As I look back on the pages of my life,
and reminisce over the events that forged me into who I am today,
I am filled with sweet melancholy..
a bittersweetness that leaves me in a familiar yet distant place.
The tear-laced memories,
the distant sounds of laughter..
the warmth of gentle smiles..
all come together to form this compendium I now hold in my hands.
At times it feels so light..
and I wonder:
what have I done with my days?
these moments that are so fleeting..
what purpose have I fulfilled?
what lives have I touched..?
Other times I can barely hold it up
from the dense weight of its contents.
The lessons are what I try to carry with me;
though at times the weight seems daunting,
The pages of our lives don’t always turn so easily,
they sometimes prevent us from moving forward.

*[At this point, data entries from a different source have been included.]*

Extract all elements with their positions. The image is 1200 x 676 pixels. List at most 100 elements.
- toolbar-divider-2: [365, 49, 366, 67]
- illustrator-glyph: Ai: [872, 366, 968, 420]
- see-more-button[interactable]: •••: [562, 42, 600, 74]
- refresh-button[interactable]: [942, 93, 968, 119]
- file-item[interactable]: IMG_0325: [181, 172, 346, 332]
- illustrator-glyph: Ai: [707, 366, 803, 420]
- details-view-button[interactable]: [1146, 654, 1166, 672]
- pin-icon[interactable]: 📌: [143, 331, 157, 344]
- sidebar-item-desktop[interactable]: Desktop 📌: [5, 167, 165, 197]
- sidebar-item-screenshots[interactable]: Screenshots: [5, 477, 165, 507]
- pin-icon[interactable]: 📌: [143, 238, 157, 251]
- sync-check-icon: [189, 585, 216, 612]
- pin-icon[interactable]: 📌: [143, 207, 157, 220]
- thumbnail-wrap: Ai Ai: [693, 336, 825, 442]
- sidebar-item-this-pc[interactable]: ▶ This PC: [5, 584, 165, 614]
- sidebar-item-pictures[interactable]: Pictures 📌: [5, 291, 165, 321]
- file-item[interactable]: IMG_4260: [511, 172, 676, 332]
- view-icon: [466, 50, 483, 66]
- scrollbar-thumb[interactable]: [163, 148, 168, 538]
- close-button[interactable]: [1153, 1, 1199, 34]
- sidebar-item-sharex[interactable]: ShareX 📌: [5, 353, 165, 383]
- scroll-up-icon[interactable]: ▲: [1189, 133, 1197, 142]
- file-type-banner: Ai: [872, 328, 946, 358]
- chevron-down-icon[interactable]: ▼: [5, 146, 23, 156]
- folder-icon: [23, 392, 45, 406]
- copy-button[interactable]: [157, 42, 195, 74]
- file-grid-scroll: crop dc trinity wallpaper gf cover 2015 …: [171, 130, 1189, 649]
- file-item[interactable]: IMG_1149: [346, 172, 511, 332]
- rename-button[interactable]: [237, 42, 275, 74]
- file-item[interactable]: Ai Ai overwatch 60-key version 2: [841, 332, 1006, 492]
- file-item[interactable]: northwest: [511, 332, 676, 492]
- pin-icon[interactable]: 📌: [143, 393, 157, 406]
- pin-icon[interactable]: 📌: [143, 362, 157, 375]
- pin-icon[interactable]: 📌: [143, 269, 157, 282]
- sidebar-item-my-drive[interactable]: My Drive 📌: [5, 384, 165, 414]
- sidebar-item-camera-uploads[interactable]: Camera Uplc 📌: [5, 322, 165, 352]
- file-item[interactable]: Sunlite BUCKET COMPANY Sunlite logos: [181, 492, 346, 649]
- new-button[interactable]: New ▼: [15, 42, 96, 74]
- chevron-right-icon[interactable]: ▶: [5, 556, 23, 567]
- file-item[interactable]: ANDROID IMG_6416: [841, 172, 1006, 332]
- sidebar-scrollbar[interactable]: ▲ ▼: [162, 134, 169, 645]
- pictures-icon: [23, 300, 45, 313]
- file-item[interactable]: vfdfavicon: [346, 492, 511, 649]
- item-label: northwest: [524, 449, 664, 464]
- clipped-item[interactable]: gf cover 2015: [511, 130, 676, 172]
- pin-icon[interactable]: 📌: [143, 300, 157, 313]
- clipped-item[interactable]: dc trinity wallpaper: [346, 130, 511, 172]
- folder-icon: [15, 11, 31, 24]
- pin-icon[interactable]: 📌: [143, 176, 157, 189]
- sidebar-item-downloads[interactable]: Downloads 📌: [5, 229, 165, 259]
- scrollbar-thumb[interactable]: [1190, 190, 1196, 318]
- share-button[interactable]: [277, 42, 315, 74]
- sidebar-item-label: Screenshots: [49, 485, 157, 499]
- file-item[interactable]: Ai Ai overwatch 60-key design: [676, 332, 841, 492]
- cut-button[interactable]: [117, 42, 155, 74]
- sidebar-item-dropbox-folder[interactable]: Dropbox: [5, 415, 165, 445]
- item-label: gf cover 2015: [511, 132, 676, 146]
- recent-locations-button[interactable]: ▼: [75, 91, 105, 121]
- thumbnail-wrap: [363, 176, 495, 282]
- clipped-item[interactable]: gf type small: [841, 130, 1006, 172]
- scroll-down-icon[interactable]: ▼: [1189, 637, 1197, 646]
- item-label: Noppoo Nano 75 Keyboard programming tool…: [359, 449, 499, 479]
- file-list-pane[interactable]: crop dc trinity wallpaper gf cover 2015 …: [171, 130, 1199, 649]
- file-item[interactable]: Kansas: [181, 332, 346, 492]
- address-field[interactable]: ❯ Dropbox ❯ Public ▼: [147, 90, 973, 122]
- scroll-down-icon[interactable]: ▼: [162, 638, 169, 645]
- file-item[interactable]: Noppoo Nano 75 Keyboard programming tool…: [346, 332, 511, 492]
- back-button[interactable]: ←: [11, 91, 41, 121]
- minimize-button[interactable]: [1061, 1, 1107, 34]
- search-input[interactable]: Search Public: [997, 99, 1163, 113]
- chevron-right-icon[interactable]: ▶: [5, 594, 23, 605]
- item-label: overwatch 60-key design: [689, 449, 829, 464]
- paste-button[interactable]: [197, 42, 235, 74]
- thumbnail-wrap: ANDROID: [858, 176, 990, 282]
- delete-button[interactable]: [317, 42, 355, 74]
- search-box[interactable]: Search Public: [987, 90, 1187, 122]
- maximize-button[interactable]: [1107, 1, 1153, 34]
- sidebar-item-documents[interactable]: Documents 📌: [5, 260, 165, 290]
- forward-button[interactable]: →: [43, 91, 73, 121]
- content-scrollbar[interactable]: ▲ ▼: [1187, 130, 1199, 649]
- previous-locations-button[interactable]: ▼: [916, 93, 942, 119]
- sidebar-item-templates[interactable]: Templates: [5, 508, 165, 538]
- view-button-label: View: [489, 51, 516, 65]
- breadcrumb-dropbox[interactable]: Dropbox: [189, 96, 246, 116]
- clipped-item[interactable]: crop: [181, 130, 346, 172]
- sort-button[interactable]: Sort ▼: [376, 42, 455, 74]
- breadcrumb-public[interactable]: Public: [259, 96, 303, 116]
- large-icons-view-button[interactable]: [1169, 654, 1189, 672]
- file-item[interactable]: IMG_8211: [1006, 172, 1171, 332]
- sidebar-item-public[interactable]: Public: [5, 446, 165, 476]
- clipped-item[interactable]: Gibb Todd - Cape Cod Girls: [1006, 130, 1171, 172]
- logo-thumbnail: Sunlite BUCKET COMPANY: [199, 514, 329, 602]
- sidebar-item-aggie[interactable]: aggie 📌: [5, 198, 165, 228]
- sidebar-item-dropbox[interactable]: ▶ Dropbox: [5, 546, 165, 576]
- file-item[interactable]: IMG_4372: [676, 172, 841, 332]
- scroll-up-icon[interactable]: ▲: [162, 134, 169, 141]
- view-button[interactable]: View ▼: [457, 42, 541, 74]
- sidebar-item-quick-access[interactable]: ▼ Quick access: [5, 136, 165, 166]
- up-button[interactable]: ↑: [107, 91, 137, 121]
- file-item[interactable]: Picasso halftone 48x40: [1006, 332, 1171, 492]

The past can be the most stubborn of barriers;
Pages like molten lava that solidify into obsidian
with its sharp edges and conchoidal fractures.
We try to climb over them,
tearing our flesh in the process
yet to no avail.
Like a cinder block tied to our feet
as we attempt to swim to shore;
it holds us stagnating;
and we know it is only a matter of time
before it pulls us down,
drowning into darkness.
And so we are left with no alternative —
but to burn those pages,
and blow the ashes into the wind.
Within this solitude, I have grown in ways I never knew possible. I have delved deeper into the caverns of each chamber of this sacred abode we call the Heart, and discovered there is no end.. It is a perpetually incessant journey.
I continue to swim, propelled through this bloodstream, ~ this heart’s dream.. my tears becoming one with the ocean within the vessel that carries me forth.
Guided by a gentle hand, the inward immersion continues.. It is dark.. warm.. it envelopes me. I cannot see .. rather I feel, moving by the sight of faith.
There is safety in this sanctuary, the guiding hand a cord, the darkness a soothing, protective womb.
I inhale deeply — as I hear the voice whisper: everything is allegory pain is a sculptor (it keeps us upright) love is a painter (his brush divinely guided) lust is a cello… (but what good is an instrument without a song to sing?)
and I am ecstatically transported to Tagore:
“I have spent my days stringing and unstringing my instrument
while the song I came to sing remains unsung.”
I exhale cathartically — Releasing..
It seems an eternity between the inhale ~ and the exhale.. a lifetime between each breath.